Das Transit Filmfest zeigt AVERROES & ROSA PARKS: Zugang zu einer Sphäre, die wir Realität nennen: In unverstellter Cinéma-Vérité-Manier bringt Nicolas Philiberts Psychiatrie-Doku unsere Vorstellung von Wirklichkeit ins Taumeln.
Nahezu unvermittelt wirft uns AVERROÈS & ROSA PARKS in die erste Gesprächssituation: Wir wohnen einer Gruppendiskussion über Freiheit, Autonomie und Selbstbestimmung bei. Doch schnell wird klar: Die Menschen, die hier zu Wort kommen, haben im Spektrum zwischen mentaler Gesundheit und Krankheit einen Punkt erreicht, der sie alleine nicht mehr zurechtkommen lässt.
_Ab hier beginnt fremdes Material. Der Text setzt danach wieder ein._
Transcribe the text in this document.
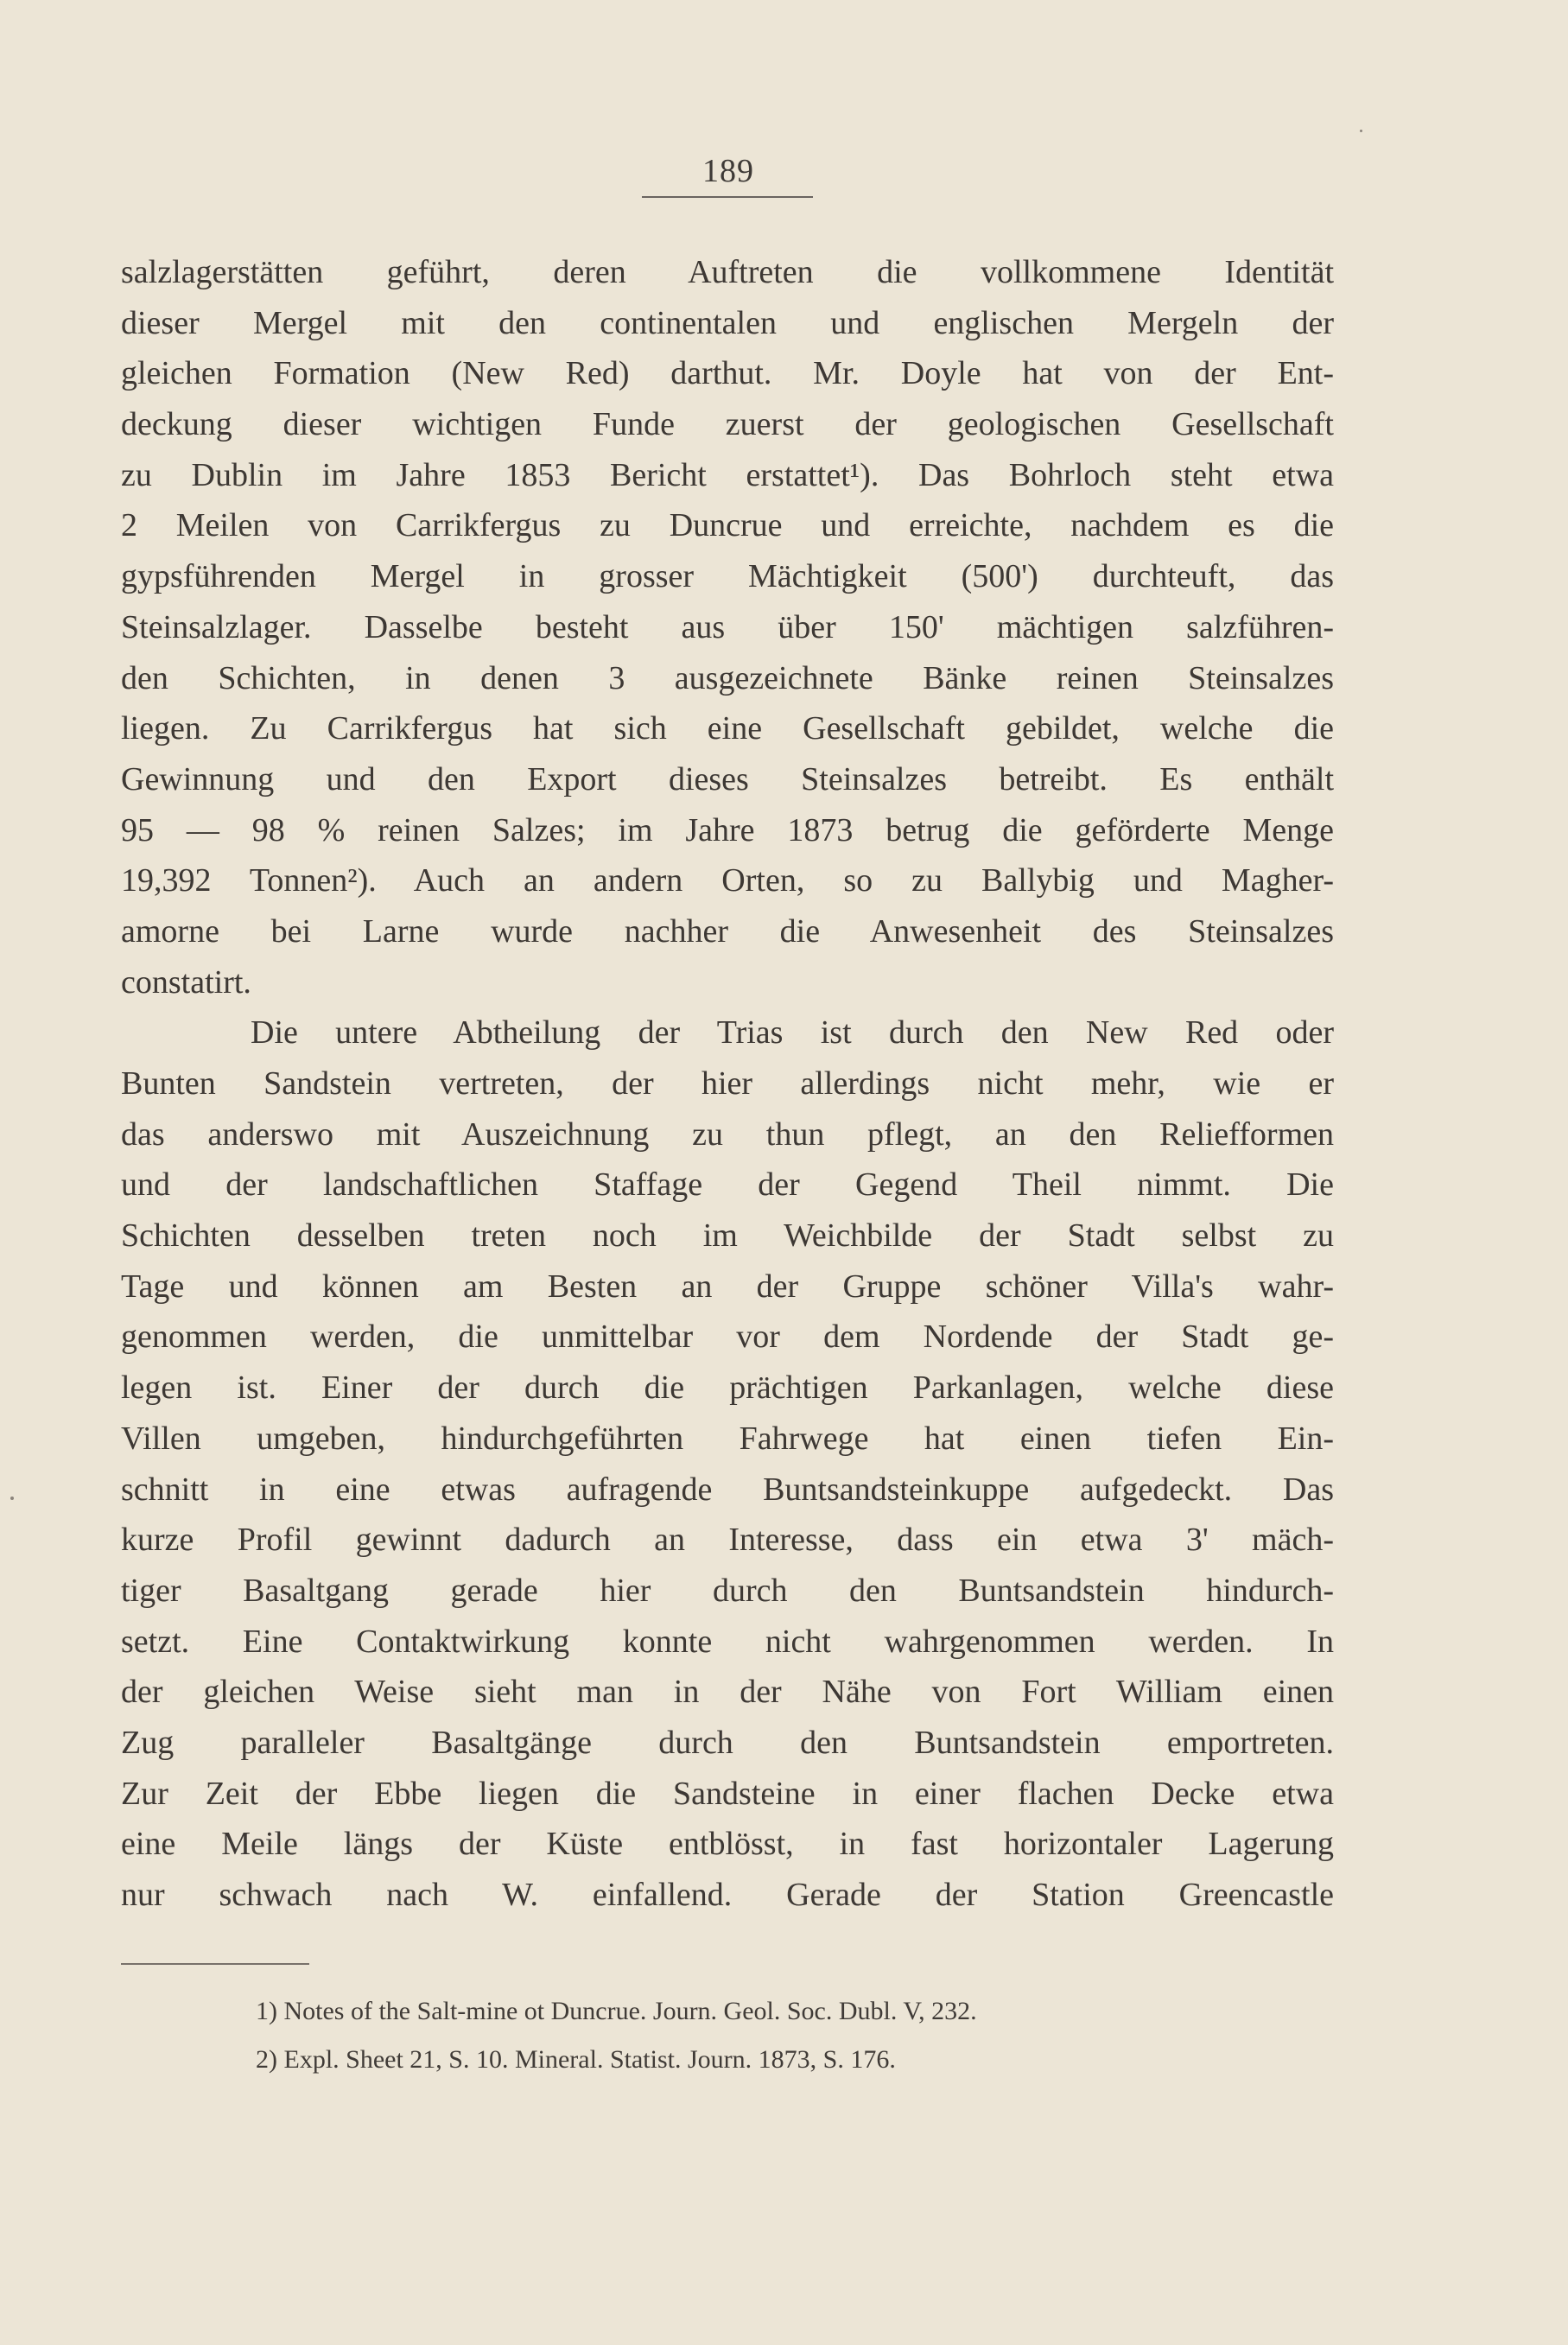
189
salzlagerstätten geführt, deren Auftreten die vollkommene Identität
dieser Mergel mit den continentalen und englischen Mergeln der
gleichen Formation (New Red) darthut. Mr. Doyle hat von der Ent-
deckung dieser wichtigen Funde zuerst der geologischen Gesellschaft
zu Dublin im Jahre 1853 Bericht erstattet¹). Das Bohrloch steht etwa
2 Meilen von Carrikfergus zu Duncrue und erreichte, nachdem es die
gypsführenden Mergel in grosser Mächtigkeit (500') durchteuft, das
Steinsalzlager. Dasselbe besteht aus über 150' mächtigen salzführen-
den Schichten, in denen 3 ausgezeichnete Bänke reinen Steinsalzes
liegen. Zu Carrikfergus hat sich eine Gesellschaft gebildet, welche die
Gewinnung und den Export dieses Steinsalzes betreibt. Es enthält
95 — 98 % reinen Salzes; im Jahre 1873 betrug die geförderte Menge
19,392 Tonnen²). Auch an andern Orten, so zu Ballybig und Magher-
amorne bei Larne wurde nachher die Anwesenheit des Steinsalzes
constatirt.
Die untere Abtheilung der Trias ist durch den New Red oder
Bunten Sandstein vertreten, der hier allerdings nicht mehr, wie er
das anderswo mit Auszeichnung zu thun pflegt, an den Reliefformen
und der landschaftlichen Staffage der Gegend Theil nimmt. Die
Schichten desselben treten noch im Weichbilde der Stadt selbst zu
Tage und können am Besten an der Gruppe schöner Villa's wahr-
genommen werden, die unmittelbar vor dem Nordende der Stadt ge-
legen ist. Einer der durch die prächtigen Parkanlagen, welche diese
Villen umgeben, hindurchgeführten Fahrwege hat einen tiefen Ein-
schnitt in eine etwas aufragende Buntsandsteinkuppe aufgedeckt. Das
kurze Profil gewinnt dadurch an Interesse, dass ein etwa 3' mäch-
tiger Basaltgang gerade hier durch den Buntsandstein hindurch-
setzt. Eine Contaktwirkung konnte nicht wahrgenommen werden. In
der gleichen Weise sieht man in der Nähe von Fort William einen
Zug paralleler Basaltgänge durch den Buntsandstein emportreten.
Zur Zeit der Ebbe liegen die Sandsteine in einer flachen Decke etwa
eine Meile längs der Küste entblösst, in fast horizontaler Lagerung
nur schwach nach W. einfallend. Gerade der Station Greencastle
1) Notes of the Salt-mine ot Duncrue. Journ. Geol. Soc. Dubl. V, 232.
2) Expl. Sheet 21, S. 10. Mineral. Statist. Journ. 1873, S. 176.
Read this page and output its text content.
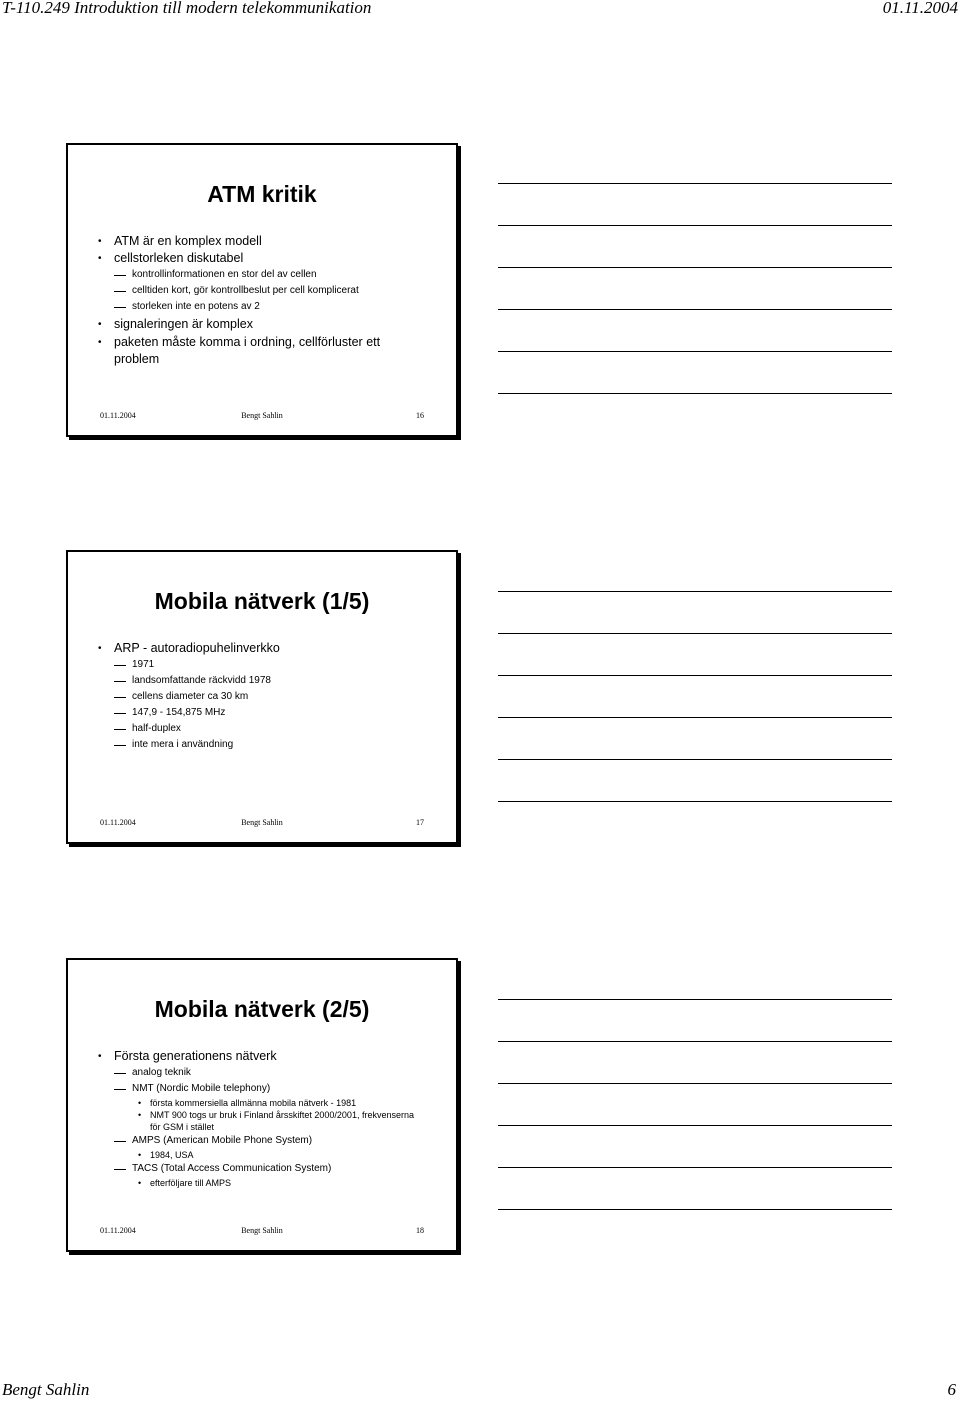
T-110.249 Introduktion till modern telekommunikation	01.11.2004
ATM kritik
• ATM är en komplex modell
• cellstorleken diskutabel
kontrollinformationen en stor del av cellen
celltiden kort, gör kontrollbeslut per cell komplicerat
storleken inte en potens av 2
• signaleringen är komplex
• paketen måste komma i ordning, cellförluster ett problem
01.11.2004	Bengt Sahlin	16
Mobila nätverk (1/5)
• ARP - autoradiopuhelinverkko
1971
landsomfattande räckvidd 1978
cellens diameter ca 30 km
147,9 - 154,875 MHz
half-duplex
inte mera i användning
01.11.2004	Bengt Sahlin	17
Mobila nätverk (2/5)
• Första generationens nätverk
analog teknik
NMT (Nordic Mobile telephony)
• första kommersiella allmänna mobila nätverk - 1981
• NMT 900 togs ur bruk i Finland årsskiftet 2000/2001, frekvenserna för GSM i stället
AMPS (American Mobile Phone System)
• 1984, USA
TACS (Total Access Communication System)
• efterföljare till AMPS
01.11.2004	Bengt Sahlin	18
Bengt Sahlin	6
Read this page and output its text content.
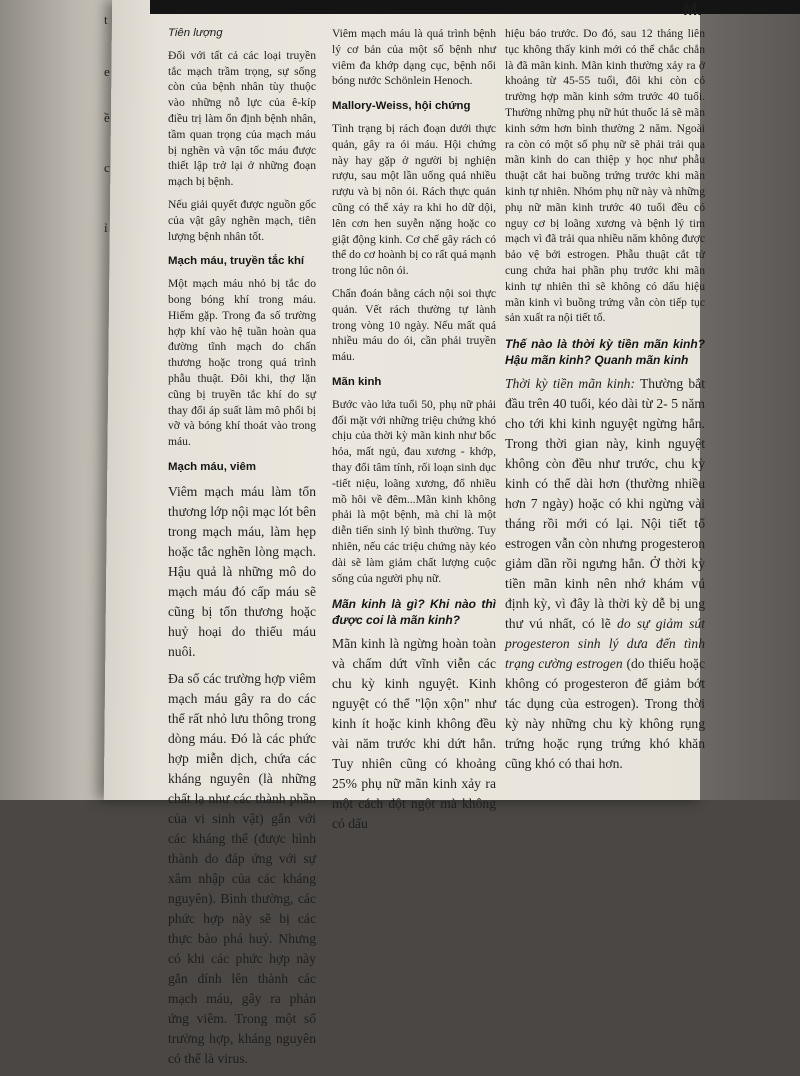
t
e
ề
c
ỉ
M.

Tiên lượng

Đối với tất cả các loại truyền tắc mạch trầm trọng, sự sống còn của bệnh nhân tùy thuộc vào những nỗ lực của ê-kíp điều trị làm ổn định bệnh nhân, tầm quan trọng của mạch máu bị nghẽn và vận tốc máu được thiết lập trở lại ở những đoạn mạch bị bệnh.

Nếu giải quyết được nguồn gốc của vật gây nghẽn mạch, tiên lượng bệnh nhân tốt.

Mạch máu, truyền tắc khí

Một mạch máu nhỏ bị tắc do bong bóng khí trong máu. Hiếm gặp. Trong đa số trường hợp khí vào hệ tuần hoàn qua đường tĩnh mạch do chấn thương hoặc trong quá trình phẫu thuật. Đôi khi, thợ lặn cũng bị truyền tắc khí do sự thay đổi áp suất làm mô phổi bị vỡ và bóng khí thoát vào trong máu.

Mạch máu, viêm

Viêm mạch máu làm tổn thương lớp nội mạc lót bên trong mạch máu, làm hẹp hoặc tắc nghẽn lòng mạch. Hậu quả là những mô do mạch máu đó cấp máu sẽ cũng bị tổn thương hoặc huỷ hoại do thiếu máu nuôi.

Đa số các trường hợp viêm mạch máu gây ra do các thể rất nhỏ lưu thông trong dòng máu. Đó là các phức hợp miễn dịch, chứa các kháng nguyên (là những chất lạ như các thành phần của vi sinh vật) gắn với các kháng thể (được hình thành do đáp ứng với sự xâm nhập của các kháng nguyên). Bình thường, các phức hợp này sẽ bị các thực bào phá huỷ. Nhưng có khi các phức hợp này gắn dính lên thành các mạch máu, gây ra phản ứng viêm. Trong một số trường hợp, kháng nguyên có thể là virus.

Viêm mạch máu là quá trình bệnh lý cơ bản của một số bệnh như viêm đa khớp dạng cục, bệnh nổi bóng nước Schönlein Henoch.

Mallory-Weiss, hội chứng

Tình trạng bị rách đoạn dưới thực quản, gây ra ói máu. Hội chứng này hay gặp ở người bị nghiện rượu, sau một lần uống quá nhiều rượu và bị nôn ói. Rách thực quản cũng có thể xảy ra khi ho dữ dội, lên cơn hen suyễn nặng hoặc co giật động kinh. Cơ chế gây rách có thể do cơ hoành bị co rất quá mạnh trong lúc nôn ói.

Chẩn đoán bằng cách nội soi thực quản. Vết rách thường tự lành trong vòng 10 ngày. Nếu mất quá nhiều máu do ói, cần phải truyền máu.

Mãn kinh

Bước vào lứa tuổi 50, phụ nữ phải đối mặt với những triệu chứng khó chịu của thời kỳ mãn kinh như bốc hỏa, mất ngủ, đau xương - khớp, thay đổi tâm tính, rối loạn sinh dục -tiết niệu, loãng xương, đổ nhiều mồ hôi về đêm...Mãn kinh không phải là một bệnh, mà chỉ là một diễn tiến sinh lý bình thường. Tuy nhiên, nếu các triệu chứng này kéo dài sẽ làm giảm chất lượng cuộc sống của người phụ nữ.

Mãn kinh là gì? Khi nào thì được coi là mãn kinh?

Mãn kinh là ngừng hoàn toàn và chấm dứt vĩnh viễn các chu kỳ kinh nguyệt. Kinh nguyệt có thể "lộn xộn" như kinh ít hoặc kinh không đều vài năm trước khi dứt hẳn. Tuy nhiên cũng có khoảng 25% phụ nữ mãn kinh xảy ra một cách đột ngột mà không có dấu

hiệu báo trước. Do đó, sau 12 tháng liên tục không thấy kinh mới có thể chắc chắn là đã mãn kinh. Mãn kinh thường xảy ra ở khoảng từ 45-55 tuổi, đôi khi còn có trường hợp mãn kinh sớm trước 40 tuổi. Thường những phụ nữ hút thuốc lá sẽ mãn kinh sớm hơn bình thường 2 năm. Ngoài ra còn có một số phụ nữ sẽ phải trải qua mãn kinh do can thiệp y học như phẫu thuật cắt hai buồng trứng trước khi mãn kinh tự nhiên. Nhóm phụ nữ này và những phụ nữ mãn kinh trước 40 tuổi đều có nguy cơ bị loãng xương và bệnh lý tim mạch vì đã trải qua nhiều năm không được bảo vệ bởi estrogen. Phẫu thuật cắt tử cung chứa hai phần phụ trước khi mãn kinh tự nhiên thì sẽ không có dấu hiệu mãn kinh vì buồng trứng vẫn còn tiếp tục sản xuất ra nội tiết tố.

Thế nào là thời kỳ tiền mãn kinh? Hậu mãn kinh? Quanh mãn kinh

Thời kỳ tiền mãn kinh: Thường bắt đầu trên 40 tuổi, kéo dài từ 2- 5 năm cho tới khi kinh nguyệt ngừng hẳn. Trong thời gian này, kinh nguyệt không còn đều như trước, chu kỳ kinh có thể dài hơn (thường nhiều hơn 7 ngày) hoặc có khi ngừng vài tháng rồi mới có lại. Nội tiết tố estrogen vẫn còn nhưng progesteron giảm dần rồi ngưng hẳn. Ở thời kỳ tiền mãn kinh nên nhớ khám vú định kỳ, vì đây là thời kỳ dễ bị ung thư vú nhất, có lẽ do sự giảm sút progesteron sinh lý dưa đến tình trạng cường estrogen (do thiếu hoặc không có progesteron để giảm bớt tác dụng của estrogen). Trong thời kỳ này những chu kỳ không rụng trứng hoặc rụng trứng khó khăn cũng khó có thai hơn.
Sie sind Bewohner*innen der psychiatrischen Klinik Esquirol in Paris.
Es sind fesselnde Erzählungen bewegter Leben, die wir in den zahlreichen intensiven Therapiegesprächen hören. Ein buddhistischer Jude will das Bildungssystem revolutionieren. Ein brillanter Philosophieprofessor hat sich nie vollständig von einem verhängnisvollen LSD-Trip erholt. Eine Frau fühlt sich nachts von einer geheimnisvollen Gestalt verfolgt, die ihr regelmäßig ihre Zigaretten stiehlt. Natürlich wissen die Patient*innen, dass sie gefilmt werden. Doch Nicolas Philibert nutzt diesen Reaktivitätseffekt und den Einfluss der Kamera als Mittel, um etwas zutiefst Menschliches zu enthüllen; um verborgene Wahrheiten ans Licht zu bringen. Das ist die hohe Kunst des Cinéma Vérité. Und es offenbart sich ein subtiler, aber bedeutsamer Unterschied: wer von uns Zugang zu einer Sphäre hat, die »Realität« genannt wird. Dieser schmale Grat wird in AVERROÈS & ROSA PARKS sichtbar.